This paper presents a novel triphase photocatalytic microreactor by generating periodic gas bubbles in running micro-flows, with the aim to control the Gas-Liquid-Solid interfaces stably, precisely and repeatedly, which can better understand interface kinetics contributing to photocatalytic reactions. The experimental results show that it achieves rapid water treatment with the degradation rate as high as 26.5% s^-1.The oxygen bubbles could promote photocatalytic reactions by adjusting volume ratio, and the degradation of methylene blue is improved by larger than 40% as compared to nitrogen. The reaction rate constants under different volume ratios follow an exponential relationship and tend to saturate after 2:1 (gas:liquid). For oxygen bubbles, the reaction rate constant is k = 0.174 s^-1, about 2.4 times of k₀ (no bubbles). The space time yield is as high as 268.7 g l^-1 day^-1 and the photocatalysis space time yield is also estimated to 10^-6 g l^-1 day^-1 W^-1 due to large distance between light source and microreactor. The simulation results also demonstrate the effect of mass transfer, oxygen diffusion and self-refreshment and are approximately consistent with the experimental results.

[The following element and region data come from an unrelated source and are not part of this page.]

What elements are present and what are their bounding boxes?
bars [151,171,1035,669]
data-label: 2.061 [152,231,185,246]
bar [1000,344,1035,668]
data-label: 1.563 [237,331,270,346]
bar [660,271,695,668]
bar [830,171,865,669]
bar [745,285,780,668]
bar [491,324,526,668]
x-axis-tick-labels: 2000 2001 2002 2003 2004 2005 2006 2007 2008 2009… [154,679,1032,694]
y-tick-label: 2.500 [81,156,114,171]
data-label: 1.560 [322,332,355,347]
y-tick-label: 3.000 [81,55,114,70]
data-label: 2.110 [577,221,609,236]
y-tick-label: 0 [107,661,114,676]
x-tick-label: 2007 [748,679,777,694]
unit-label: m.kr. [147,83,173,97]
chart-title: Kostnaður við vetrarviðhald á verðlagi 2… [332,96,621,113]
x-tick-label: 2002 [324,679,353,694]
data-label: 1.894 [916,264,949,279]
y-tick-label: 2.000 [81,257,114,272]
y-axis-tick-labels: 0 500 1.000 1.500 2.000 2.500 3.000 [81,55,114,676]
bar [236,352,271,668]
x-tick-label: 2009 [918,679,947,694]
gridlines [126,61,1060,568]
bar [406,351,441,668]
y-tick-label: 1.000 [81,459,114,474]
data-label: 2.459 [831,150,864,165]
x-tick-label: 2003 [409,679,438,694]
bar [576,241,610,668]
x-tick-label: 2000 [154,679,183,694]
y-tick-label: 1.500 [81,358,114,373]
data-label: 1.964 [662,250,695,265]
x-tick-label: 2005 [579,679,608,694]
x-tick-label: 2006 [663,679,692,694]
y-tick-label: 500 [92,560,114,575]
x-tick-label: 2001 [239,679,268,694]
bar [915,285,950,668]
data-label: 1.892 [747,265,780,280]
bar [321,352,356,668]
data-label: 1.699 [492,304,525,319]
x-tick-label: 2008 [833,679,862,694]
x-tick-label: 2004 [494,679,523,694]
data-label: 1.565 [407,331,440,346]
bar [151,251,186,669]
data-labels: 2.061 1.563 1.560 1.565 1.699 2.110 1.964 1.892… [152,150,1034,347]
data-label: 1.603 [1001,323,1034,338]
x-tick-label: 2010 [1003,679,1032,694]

本文提出了一种新型的三相光催化微反应器，该微反应器通过在运行的微流中产生周期性的气泡，旨在稳定，精确和重复地控制气-液-固界面，从而更好地了解有助于光催化反应的界面动力学。实验结果表明，它能实现快速水处理，降解率高达26.5％s ^-1。氧气泡通过调节体积比可以促进光催化反应，与之相比，亚甲基蓝的降解率提高了40％以上。氮。在不同体积比下的反应速率常数遵循指数关系，并在2：1（气体：液体）后趋于饱和。对于氧气气泡，反应速率常数为k= 0.174 s ^-1，约为k _0的2.4倍（无气泡）。时空产率高达268.7 gl ^-1 day ^-1，并且由于光源和微反应器之间的距离较大，光催化时空产率也估计为10 ^-6 gl ^-1 day ^-1 W ^-1。模拟结果还证明了传质，氧扩散和自刷新的效果，并且与实验结果大致一致。